- Wird ein Gebäude in gewissem Umfang geändert, wird also beispielsweise eine Außenwanddämmung aufgebracht oder werden in größerem Umfang Fenster getauscht, müssen auch hierfür bestimmte Mindestwerte eingehalten werden. Diese können sich an den einzelnen Bauteilen orientieren, aber auch am Jahres-Primärenergiebdarf und am Transmissionswärmeverlust für Neubauten. Nachgerüstete Bestandsgebäude dürfen die für Neubauten vorgeschriebenen Grenzwerte um maximal 40 % übersteigen. Werden Anbauten von mehr als 50 m² vorgenommen, müssen diese jedoch die Werte von Neubauten einhalten.
- Die bestehende Dämmung eines Gebäudes darf nicht einfach verschlechtert werden. Dies könnte z.B. bei einem Gebäude der Fall sein, dessen Fachwerk freigelegt werden soll.
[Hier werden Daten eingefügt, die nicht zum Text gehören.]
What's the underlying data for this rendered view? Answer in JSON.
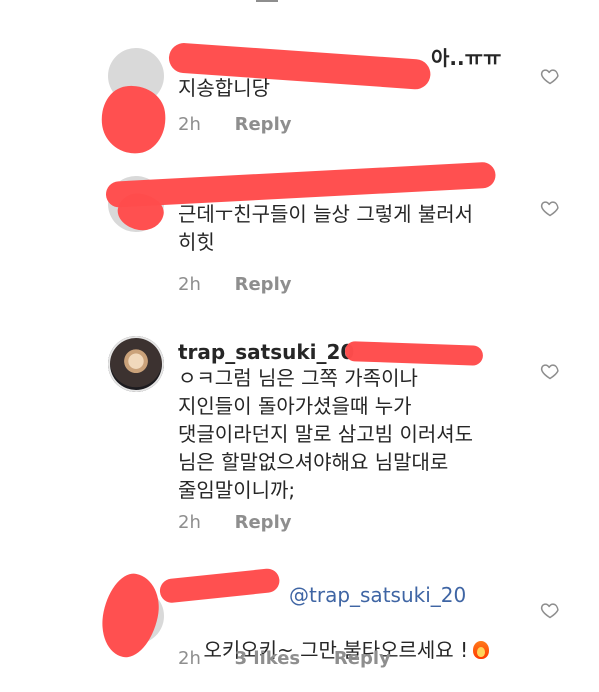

- Bei Auswechslung oder Einbau einer Heizungsanlage mit Wasser als Wärmeträger müssen folgende Regelungen beachtet werden: Umwälzpumpen in Zentralheizungen mit mehr als 25 Kilowatt Nennleistung müssen die elektrische Leistungsaufnahme dem Förderbedarf selbsttätig in mindestens drei Stufen anpassen können. Zirkulationspumpen müssen beim Einbau in Warmwasseranlagen mit selbsttätig wirkenden Einrichtungen zur Ein- und Ausschaltung ausgestattet sein. Beim Ersetzen von Warmwasserleitungen und Armaturen muss deren Wärmeabgabe begrenzt werden.